RMIT industrial designers and engineers feature in a major new National Gallery of Victoria exhibition on the history and future of the Australian car.
Shifting Gear: Design, Innovation and the Australian Car features 23 of Australia’s most iconic vehicles - including RMIT Electric Racing's 2013 car - alongside ephemera including photographs, models, sketches, illustrations and archival materials.
Sketches by automotive designer and RMIT alumnus Phillip Zmood, who helped conceive some of Australia's most iconic cars, are among the collection on show.
The first Australian Director of Design at GM Holden, Mr Zmood made significant contributions to the HQ sedan, wagon and coupe (Monaro), and was chief designer of the Torana studio (1969-78).
Guest curator Professor Harriet Edquist, Director of the RMIT Design Archives, said Australia had an astonishingly vibrant history of ingenious car designs.
“The exhibition shows the diversity and ingenuity of Australian automobile design in the variety of cars it has brought together,” she said.
“Not only the family car but also racing cars and sports cars, high-performance production cars and concept vehicles never intended for production, demonstrating Australia’s significant past and future role in research and development.”
RMIT had been at the heart of Australia’s automotive industry for more than a century, Professor Edquist said.
“We’ve been contributing to vehicle design since 1905, when the industry was all about coach building,” she said.
“We were there from the very beginning, in a very big way, and we have continued to evolve as the industry has evolved.
“Our graduates have had an enormous impact, there is great respect for RMIT in the automotive industry in Australia, and internationally.”
Professor Edquist said there was little scholarly discourse on this aspect of industrial design, and she hoped to leverage Shifting Gear to drive more research and discussion, providing a lasting academic legacy from the exhibition.
As well as presenting the stories behind the development of some of the nation’s great cars and revealing the designers who styled them, the exhibition also looks to the future of the Australian industry and its shift from manufacturing to being a global contributor through specialist design knowledge.
RMIT alumnus Michael Simcoe (Vice-President, Design, GM International), research fellow Simon Lockrey (Centre for Design and Society), IX/UX Director Sven Krome (GEElab) and lecturer Simon Curlis (Industrial Design) share their thoughts on the future directions for the industry in video interviews featured at the exhibition.
NGV Director Tony Ellwood said Shifting Gear was the first major exhibition of Australian car design.

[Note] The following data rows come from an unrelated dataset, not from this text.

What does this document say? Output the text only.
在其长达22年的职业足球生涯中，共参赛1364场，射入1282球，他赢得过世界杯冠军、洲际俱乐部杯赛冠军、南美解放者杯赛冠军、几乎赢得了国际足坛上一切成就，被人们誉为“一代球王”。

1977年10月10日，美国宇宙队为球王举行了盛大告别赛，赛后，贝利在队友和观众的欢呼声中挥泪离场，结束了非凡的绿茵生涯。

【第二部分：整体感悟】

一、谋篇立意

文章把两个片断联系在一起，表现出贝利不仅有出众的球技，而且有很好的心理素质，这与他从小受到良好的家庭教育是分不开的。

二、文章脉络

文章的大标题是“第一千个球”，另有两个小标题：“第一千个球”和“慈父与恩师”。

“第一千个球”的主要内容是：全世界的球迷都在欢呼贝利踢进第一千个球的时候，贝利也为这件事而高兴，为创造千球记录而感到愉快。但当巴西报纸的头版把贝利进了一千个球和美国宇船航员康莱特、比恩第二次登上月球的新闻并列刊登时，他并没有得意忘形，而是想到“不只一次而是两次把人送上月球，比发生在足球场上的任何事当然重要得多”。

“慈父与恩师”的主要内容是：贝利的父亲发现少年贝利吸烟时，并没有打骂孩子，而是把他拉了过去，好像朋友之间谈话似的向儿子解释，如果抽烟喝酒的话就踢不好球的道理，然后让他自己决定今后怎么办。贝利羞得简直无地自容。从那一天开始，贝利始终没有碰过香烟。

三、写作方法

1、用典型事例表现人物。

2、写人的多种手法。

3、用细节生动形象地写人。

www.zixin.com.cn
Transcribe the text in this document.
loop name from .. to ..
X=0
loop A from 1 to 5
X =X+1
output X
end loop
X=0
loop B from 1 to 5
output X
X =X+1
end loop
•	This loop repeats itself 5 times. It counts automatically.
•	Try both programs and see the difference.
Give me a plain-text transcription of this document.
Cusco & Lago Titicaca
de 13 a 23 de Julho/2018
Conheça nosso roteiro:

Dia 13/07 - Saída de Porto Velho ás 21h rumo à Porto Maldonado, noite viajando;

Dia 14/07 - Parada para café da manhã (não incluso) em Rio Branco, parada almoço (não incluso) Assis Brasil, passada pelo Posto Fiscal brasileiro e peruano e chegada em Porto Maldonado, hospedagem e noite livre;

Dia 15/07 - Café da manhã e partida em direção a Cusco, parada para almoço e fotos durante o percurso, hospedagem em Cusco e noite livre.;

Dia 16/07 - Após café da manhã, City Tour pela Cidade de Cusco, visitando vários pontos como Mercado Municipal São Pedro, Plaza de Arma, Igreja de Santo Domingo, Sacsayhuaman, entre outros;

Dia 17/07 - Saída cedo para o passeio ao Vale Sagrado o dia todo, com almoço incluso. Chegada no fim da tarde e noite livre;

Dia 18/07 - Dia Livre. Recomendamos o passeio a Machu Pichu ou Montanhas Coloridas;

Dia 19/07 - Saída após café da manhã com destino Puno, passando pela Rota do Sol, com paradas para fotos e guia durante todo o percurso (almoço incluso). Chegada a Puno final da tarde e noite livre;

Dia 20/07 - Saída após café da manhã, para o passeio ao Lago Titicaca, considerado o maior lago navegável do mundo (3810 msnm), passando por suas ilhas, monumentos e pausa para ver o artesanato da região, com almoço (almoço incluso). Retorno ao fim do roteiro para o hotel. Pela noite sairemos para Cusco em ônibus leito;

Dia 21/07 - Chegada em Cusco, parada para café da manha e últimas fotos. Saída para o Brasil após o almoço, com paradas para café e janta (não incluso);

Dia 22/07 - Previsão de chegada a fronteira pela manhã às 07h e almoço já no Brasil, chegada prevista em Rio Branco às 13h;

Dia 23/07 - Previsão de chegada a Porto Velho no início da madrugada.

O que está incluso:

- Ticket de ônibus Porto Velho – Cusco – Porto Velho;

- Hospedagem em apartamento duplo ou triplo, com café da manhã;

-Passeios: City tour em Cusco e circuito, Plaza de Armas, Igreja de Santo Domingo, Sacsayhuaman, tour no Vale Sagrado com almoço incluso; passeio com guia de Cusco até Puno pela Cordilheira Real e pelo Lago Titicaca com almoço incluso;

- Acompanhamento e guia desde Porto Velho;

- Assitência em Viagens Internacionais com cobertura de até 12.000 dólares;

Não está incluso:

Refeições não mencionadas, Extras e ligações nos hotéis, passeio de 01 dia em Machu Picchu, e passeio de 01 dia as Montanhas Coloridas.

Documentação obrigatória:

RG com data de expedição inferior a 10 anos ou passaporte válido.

“As part of the NGV’s commitment to showcasing design, this exhibition will uncover how the modern automobile is far more than simply a means of transport; it is a sophisticated design object that reflects contemporary aesthetics and social values,” Mr Ellwood said.
Victorian Minister for Creative Industries Martin Foley said Shifting Gear was an exciting showcase of the work and achievements of our creative industries over more than a century.
“It celebrates the creativity and ingenuity of Australian car design, demonstrates Victoria’s strengths in this field, and tells the stories of the vehicles that have changed our lives.
“With the Australian car manufacturing industry facing the serious challenges of globalisation and the planned closures of plants, the importance of innovation and design in the creative jobs of the future has never been more important. The lessons from car design are too important to lose.”
RMIT is a design partner in the exhibition, which includes a series of public programs as well as a landmark publication tracing the history of Australian car design.
The RMIT Electric Racing team came first in the Overall Electrical Vehicle category and in Efficiency (Combustion and Electric) in last year’s FSAE-A.
The team is a collaborative effort encompassing more than 50 students and staff from programs including mechanical engineering, electrical engineering, business, marketing and the arts, and from all levels of study.
RMIT is a leader in mechanical and automotive engineering and industrial design, with students benefiting from programs that are underpinned by the University’s high-impact research and collaboration with industry.
Shifting Gear: Design, Innovation and the Australian Car is at The Ian Potter Centre: NGV Australia at Federation Square until 12 July.
An exclusive event for RMIT alumni will be held at the exhibition on Wednesday, 22 April.